Crédit photo : Tiffany Simone/Pixabay
Ma banlieue : pourquoi j'y suis tant attachée
J’ai grandi sur la Rive-Sud de Montréal et j’ai fait mes études universitaires à Québec.

J’ai fait un bac en biochimie. J’aurais pu le faire n’importe où. J’ai choisi Québec juste parce que ça me tentait. Et ça avait tellement été une décision et une transition smooth. J’avais pas vraiment d’attaches à la région Montréalaise. J’avais ma famille et des amis, mais étant du type solitaire, c’est pas ce qui me retient dans un endroit. Alors, quand j’ai eu mon diplôme et que j’ai commencé à me chercher un emploi, j’ai cherché partout. J'aurais pu déménager n’importe où pour l’emploi de mes rêves.

Pour finalement décrocher un poste qui me permettait de travailler de chez moi. À Longueuil. Back sur la Rive-Sud.

Pis maintenant, je réalise à quel point je ne veux plus partir, à quel point je suis attachée à ma banlieue.
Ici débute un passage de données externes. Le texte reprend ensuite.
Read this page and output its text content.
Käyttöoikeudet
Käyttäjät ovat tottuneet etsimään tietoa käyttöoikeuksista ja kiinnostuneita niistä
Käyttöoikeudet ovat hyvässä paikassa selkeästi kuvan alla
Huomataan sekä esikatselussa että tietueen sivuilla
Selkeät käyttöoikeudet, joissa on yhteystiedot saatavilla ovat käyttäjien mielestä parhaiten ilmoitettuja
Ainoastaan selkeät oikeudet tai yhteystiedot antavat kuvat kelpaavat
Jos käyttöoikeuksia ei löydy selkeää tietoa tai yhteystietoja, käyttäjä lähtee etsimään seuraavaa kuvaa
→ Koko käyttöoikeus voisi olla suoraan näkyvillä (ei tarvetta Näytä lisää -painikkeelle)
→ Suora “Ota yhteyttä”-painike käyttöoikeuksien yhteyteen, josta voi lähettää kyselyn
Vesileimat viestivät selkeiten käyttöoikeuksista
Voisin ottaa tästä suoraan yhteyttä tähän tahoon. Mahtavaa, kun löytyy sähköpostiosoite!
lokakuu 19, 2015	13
Est-ce que c’est mes souvenirs que j’ai peur de quitter? Je n’ai pas gardé contact avec mes amis du secondaire. Ni du cégep, d’ailleurs. J’ai juste ça, des souvenirs, de ces années-là. Des souvenirs, pis des trucs dans mon feed Facebook de temps en temps.
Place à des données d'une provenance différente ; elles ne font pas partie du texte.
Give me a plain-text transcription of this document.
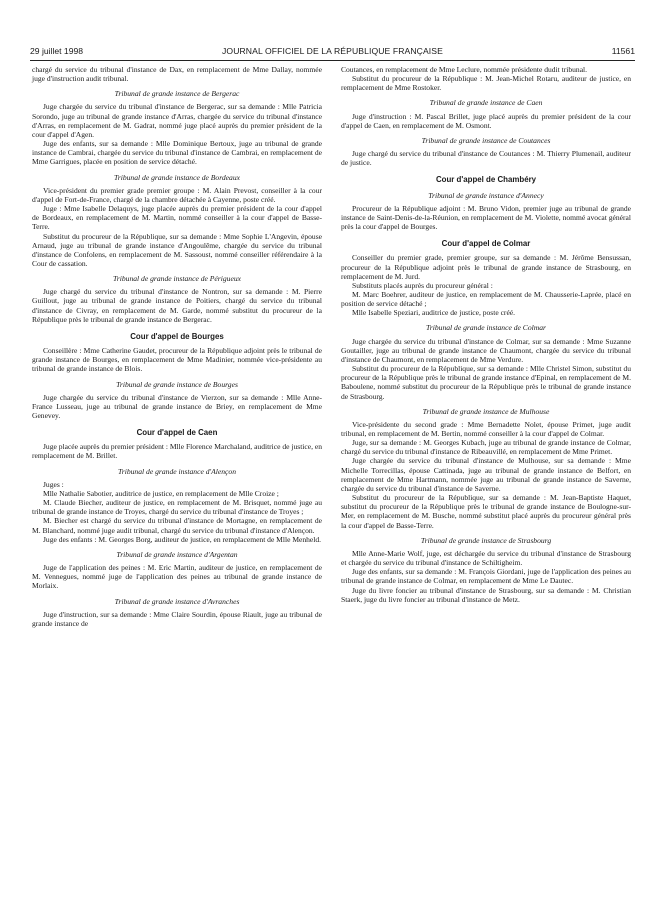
29 juillet 1998	JOURNAL OFFICIEL DE LA RÉPUBLIQUE FRANÇAISE	11561

chargé du service du tribunal d'instance de Dax, en remplacement de Mme Dallay, nommée juge d'instruction audit tribunal.

Tribunal de grande instance de Bergerac

Juge chargée du service du tribunal d'instance de Bergerac, sur sa demande : Mlle Patricia Sorondo, juge au tribunal de grande instance d'Arras, chargée du service du tribunal d'instance d'Arras, en remplacement de M. Gadrat, nommé juge placé auprès du premier président de la cour d'appel d'Agen.

Juge des enfants, sur sa demande : Mlle Dominique Bertoux, juge au tribunal de grande instance de Cambrai, chargée du service du tribunal d'instance de Cambrai, en remplacement de Mme Garrigues, placée en position de service détaché.

Tribunal de grande instance de Bordeaux

Vice-président du premier grade premier groupe : M. Alain Prevost, conseiller à la cour d'appel de Fort-de-France, chargé de la chambre détachée à Cayenne, poste créé.

Juge : Mme Isabelle Delaquys, juge placée auprès du premier président de la cour d'appel de Bordeaux, en remplacement de M. Martin, nommé conseiller à la cour d'appel de Basse-Terre.

Substitut du procureur de la République, sur sa demande : Mme Sophie L'Angevin, épouse Arnaud, juge au tribunal de grande instance d'Angoulême, chargée du service du tribunal d'instance de Confolens, en remplacement de M. Sassoust, nommé conseiller référendaire à la Cour de cassation.

Tribunal de grande instance de Périgueux

Juge chargé du service du tribunal d'instance de Nontron, sur sa demande : M. Pierre Guillout, juge au tribunal de grande instance de Poitiers, chargé du service du tribunal d'instance de Civray, en remplacement de M. Garde, nommé substitut du procureur de la République près le tribunal de grande instance de Bergerac.

Cour d'appel de Bourges

Conseillère : Mme Catherine Gaudet, procureur de la République adjoint près le tribunal de grande instance de Bourges, en remplacement de Mme Madinier, nommée vice-présidente au tribunal de grande instance de Blois.

Tribunal de grande instance de Bourges

Juge chargée du service du tribunal d'instance de Vierzon, sur sa demande : Mlle Anne-France Lusseau, juge au tribunal de grande instance de Briey, en remplacement de Mme Genevey.

Cour d'appel de Caen

Juge placée auprès du premier président : Mlle Florence Marchaland, auditrice de justice, en remplacement de M. Brillet.

Tribunal de grande instance d'Alençon

Juges :

Mlle Nathalie Sabotier, auditrice de justice, en remplacement de Mlle Croize ;

M. Claude Biecher, auditeur de justice, en remplacement de M. Brisquet, nommé juge au tribunal de grande instance de Troyes, chargé du service du tribunal d'instance de Troyes ;

M. Biecher est chargé du service du tribunal d'instance de Mortagne, en remplacement de M. Blanchard, nommé juge audit tribunal, chargé du service du tribunal d'instance d'Alençon.

Juge des enfants : M. Georges Borg, auditeur de justice, en remplacement de Mlle Menheld.

Tribunal de grande instance d'Argentan

Juge de l'application des peines : M. Eric Martin, auditeur de justice, en remplacement de M. Vennegues, nommé juge de l'application des peines au tribunal de grande instance de Morlaix.

Tribunal de grande instance d'Avranches

Juge d'instruction, sur sa demande : Mme Claire Sourdin, épouse Riault, juge au tribunal de grande instance de

Coutances, en remplacement de Mme Leclure, nommée présidente dudit tribunal.

Substitut du procureur de la République : M. Jean-Michel Rotaru, auditeur de justice, en remplacement de Mme Rostoker.

Tribunal de grande instance de Caen

Juge d'instruction : M. Pascal Brillet, juge placé auprès du premier président de la cour d'appel de Caen, en remplacement de M. Osmont.

Tribunal de grande instance de Coutances

Juge chargé du service du tribunal d'instance de Coutances : M. Thierry Plumenail, auditeur de justice.

Cour d'appel de Chambéry
Tribunal de grande instance d'Annecy

Procureur de la République adjoint : M. Bruno Vidon, premier juge au tribunal de grande instance de Saint-Denis-de-la-Réunion, en remplacement de M. Violette, nommé avocat général près la cour d'appel de Bourges.

Cour d'appel de Colmar

Conseiller du premier grade, premier groupe, sur sa demande : M. Jérôme Bensussan, procureur de la République adjoint près le tribunal de grande instance de Strasbourg, en remplacement de M. Jurd.

Substituts placés auprès du procureur général :

M. Marc Boehrer, auditeur de justice, en remplacement de M. Chausserie-Laprée, placé en position de service détaché ;

Mlle Isabelle Speziari, auditrice de justice, poste créé.

Tribunal de grande instance de Colmar

Juge chargée du service du tribunal d'instance de Colmar, sur sa demande : Mme Suzanne Goutailler, juge au tribunal de grande instance de Chaumont, chargée du service du tribunal d'instance de Chaumont, en remplacement de Mme Verdure.

Substitut du procureur de la République, sur sa demande : Mlle Christel Simon, substitut du procureur de la République près le tribunal de grande instance d'Epinal, en remplacement de M. Baboulene, nommé substitut du procureur de la République près le tribunal de grande instance de Strasbourg.

Tribunal de grande instance de Mulhouse

Vice-présidente du second grade : Mme Bernadette Nolet, épouse Primet, juge audit tribunal, en remplacement de M. Bertin, nommé conseiller à la cour d'appel de Colmar.

Juge, sur sa demande : M. Georges Kubach, juge au tribunal de grande instance de Colmar, chargé du service du tribunal d'instance de Ribeauvillé, en remplacement de Mme Primet.

Juge chargée du service du tribunal d'instance de Mulhouse, sur sa demande : Mme Michelle Torrecillas, épouse Cattinada, juge au tribunal de grande instance de Belfort, en remplacement de Mme Hartmann, nommée juge au tribunal de grande instance de Saverne, chargée du service du tribunal d'instance de Saverne.

Substitut du procureur de la République, sur sa demande : M. Jean-Baptiste Haquet, substitut du procureur de la République près le tribunal de grande instance de Boulogne-sur-Mer, en remplacement de M. Busche, nommé substitut placé auprès du procureur général près la cour d'appel de Basse-Terre.

Tribunal de grande instance de Strasbourg

Mlle Anne-Marie Wolf, juge, est déchargée du service du tribunal d'instance de Strasbourg et chargée du service du tribunal d'instance de Schiltigheim.

Juge des enfants, sur sa demande : M. François Giordani, juge de l'application des peines au tribunal de grande instance de Colmar, en remplacement de Mme Le Dauteс.

Juge du livre foncier au tribunal d'instance de Strasbourg, sur sa demande : M. Christian Staerk, juge du livre foncier au tribunal d'instance de Metz.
Est-ce que je me vois mal m’établir ailleurs maintenant à cause du confort que je me suis trouvé ici? Est-ce que cet attachement est plus un résultat d’une paresse, d’un besoin d’être rassurée par le familier, d’un contentement dans le connu? Tout est familier, tout est facile. Je sais où tout se trouve, je sais comment me rendre partout et parfois même de différentes façons pour éviter le trafic. Montréal est à côté, relativement facile d’accès. Ma famille et mes amis sont ici aussi.

Si j’avais décroché un emploi à Rivière-du-Loup, peut-être que ça aurait été aussi facile que ce que je le croyais au départ de commencer une vie là-bas. Je suis jeune, j’ai pas d’enfant, pas de mari. J’ai une commode pis un lit.

Alors voilà. C’est la nostalgie et l'insécurité qui me gardent ici.

J’aurais aimé ça être capable de partir loin, peut-être même dans un autre pays, de tout laisser derrière, de voir ma famille une fois par année à Noël, faire ma vie ailleurs et never look back. J’admire ceux et celles qui s’installent à long terme loin de leur région natale, que ce soit par choix ou par obligation. J’ai de la difficulté à me départir de mes chaussettes solitaires. J’imagine pas laisser tout ce que j’ai connu derrière moi.